Posted to tcl by kbk at Mon Jan 23 19:25:25 GMT 2017view raw

  1. Some work that I've been messing with recently in the tclquadcode
  2. compiler raises an issue that has been a niggling itch to me for
  3. nearly the entire 25+ years that I've been using Tcl: the fact that
  4. our comparison operations do not define an ordering.
  5.  
  6. The issue is, of course, that we use the same notation for string and
  7. numeric comparisons, which yields anomalies when comparing operands of
  8. mixed type. In particular, we have the cycle:
  9.  
  10. "0x10" < "0y" (string comparison)
  11. "0y" < "1" (string comparison again)
  12. "1" < "0x10" (numeric comparison)
  13.  
  14. I'd like to get a TIP rolling to introduce some means of declaring
  15. what style of comparison is meant. We already have introduced one
  16. disambiguation (which was a start, but not nearly enough), with the
  17. 'eq' and 'ne' operators. {$x eq $y} and {$x ne $y} are always string
  18. comparisons.
  19.  
  20. At the very least, I want to propose 'lt', 'le', 'gt' and 'ge', to
  21. complete the set of string comparison operators.
  22.  
  23. That alone is not enough. I also want to have some way of forcing a
  24. numeric comparison.
  25.  
  26. One possibility is that the desired semantics can actually be achieved
  27. in current code, by writing
  28.  
  29. [expr {+$x < +$y}]
  30.  
  31. Since unary '+' requires a numeric argument, this expression will have
  32. my desired effect of making sure that $x and $y are both numeric. If
  33. we go this route, we should probably document this as an idiom in the
  34. manual pages that discuss arithmetic expressions. It can be foreseen
  35. to have a significant impact in the performance, for instance, of code
  36. compiled by tclquadcode, because in a form like:
  37.  
  38. for {set x $a} {$x < $b} {incr x} { ... }
  39.  
  40. it may be impossible for the compiler to prove that $b is
  41. numeric. Without such a guarantee, the compiler is forced to generate
  42. code for a possible string comparison on each trip through the loop. I
  43. have notes on how the test of $b's type might be detected as
  44. loop-invariant and hoisted out of the inner loop, but have not tried
  45. to implement such a thing, and the implementation looks decidedly
  46. non-trivial. If we change the loop to
  47.  
  48. for {set x $a} {+$x < +$b} {incr x} { ...}
  49.  
  50. the problem, while still non-trivial, is somewhat easier. There's no
  51. possibility of unexpected comparison semantics. There will still be
  52. unneeded type-checking code checking whether unary '+' needs to throw
  53. an error; again, I have notes on how this could be avoided, by
  54. unrolling the loop once.
  55.  
  56. As an alternative, we might want to adopt a second syntax for numeric
  57. comparisons. Something like [if {$a :<: $b} {...}] for forcing the
  58. comparison to be numeric would work. This wouldn't save many
  59. keystrokes, but might make the intent more obvious than a somewhat
  60. arcane use of unary '+'. I'll let others argue about notation, but
  61. take as a requirement that it has to be lexically compatible with
  62. whatever we do in today's arithmetic expressions.
  63.  
  64. A more radical proposal might be, once 'lt' and friends are in place,
  65. to deprecate the use of '<', '<=', etc. for non-numeric comparisons.
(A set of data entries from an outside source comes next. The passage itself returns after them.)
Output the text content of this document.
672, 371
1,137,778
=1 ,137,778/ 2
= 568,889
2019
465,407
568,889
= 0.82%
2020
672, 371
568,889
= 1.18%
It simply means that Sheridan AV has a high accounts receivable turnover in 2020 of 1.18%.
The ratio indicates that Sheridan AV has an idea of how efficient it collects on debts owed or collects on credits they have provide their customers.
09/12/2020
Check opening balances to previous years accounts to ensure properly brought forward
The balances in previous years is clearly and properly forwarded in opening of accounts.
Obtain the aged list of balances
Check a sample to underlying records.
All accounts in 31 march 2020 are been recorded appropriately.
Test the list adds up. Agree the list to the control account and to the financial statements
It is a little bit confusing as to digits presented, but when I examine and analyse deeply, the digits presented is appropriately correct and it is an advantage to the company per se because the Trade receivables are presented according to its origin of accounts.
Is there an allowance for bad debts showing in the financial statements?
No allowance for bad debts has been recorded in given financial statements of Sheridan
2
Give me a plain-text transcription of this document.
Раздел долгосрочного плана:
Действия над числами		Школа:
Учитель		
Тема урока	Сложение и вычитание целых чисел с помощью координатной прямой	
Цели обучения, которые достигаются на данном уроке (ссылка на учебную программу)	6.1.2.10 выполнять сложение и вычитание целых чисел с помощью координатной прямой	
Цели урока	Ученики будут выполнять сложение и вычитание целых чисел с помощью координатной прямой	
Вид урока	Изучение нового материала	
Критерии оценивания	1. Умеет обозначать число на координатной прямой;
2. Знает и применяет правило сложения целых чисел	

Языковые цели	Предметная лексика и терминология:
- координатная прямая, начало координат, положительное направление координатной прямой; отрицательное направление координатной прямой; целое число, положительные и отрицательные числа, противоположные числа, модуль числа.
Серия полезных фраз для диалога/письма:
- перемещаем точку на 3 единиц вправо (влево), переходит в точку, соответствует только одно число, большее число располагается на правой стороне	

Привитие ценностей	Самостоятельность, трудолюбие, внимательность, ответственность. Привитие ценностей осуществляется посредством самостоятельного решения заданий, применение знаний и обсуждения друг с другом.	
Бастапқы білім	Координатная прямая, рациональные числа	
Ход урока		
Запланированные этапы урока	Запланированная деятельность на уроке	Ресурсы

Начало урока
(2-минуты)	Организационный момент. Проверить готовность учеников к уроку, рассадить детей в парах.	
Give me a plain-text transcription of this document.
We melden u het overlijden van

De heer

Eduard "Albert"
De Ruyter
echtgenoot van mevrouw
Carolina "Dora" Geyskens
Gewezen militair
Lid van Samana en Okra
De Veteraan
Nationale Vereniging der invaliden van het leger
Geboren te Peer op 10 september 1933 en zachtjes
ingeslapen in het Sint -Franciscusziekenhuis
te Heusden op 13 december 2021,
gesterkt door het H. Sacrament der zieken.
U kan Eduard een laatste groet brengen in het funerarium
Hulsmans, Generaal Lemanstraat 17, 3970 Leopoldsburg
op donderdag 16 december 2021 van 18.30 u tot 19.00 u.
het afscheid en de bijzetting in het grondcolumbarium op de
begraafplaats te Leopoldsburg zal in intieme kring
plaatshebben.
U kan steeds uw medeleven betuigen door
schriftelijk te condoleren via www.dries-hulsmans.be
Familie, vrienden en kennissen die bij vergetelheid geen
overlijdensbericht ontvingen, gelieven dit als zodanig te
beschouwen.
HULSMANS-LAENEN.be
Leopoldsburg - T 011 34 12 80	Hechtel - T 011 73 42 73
  66. I've actually learnt to be fairly careful in Tcl code with such
  67. things, and in my own code will usually write explicitly:
  68.  
  69. if {[string compare $a $b] < 0} { ... }
  70.  
  71. if string comparison is intended, precisely to avoid surprises if $a
  72. and $b both look like numbers. (That is, I already reserve <, <=, etc.
  73. for numeric comparisons.) Given our conservatism about breaking
  74. working code, no matter how weird the behaviour that it depends on, I
  75. suspect this last idea is a bridge too far, even though I'd like to
  76. see it.
  77.  
  78. So, what do people think? I'd be happy to draft a TIP to reflect a
  79. consensus - consider this to be the skeleton of such a TIP.
  80.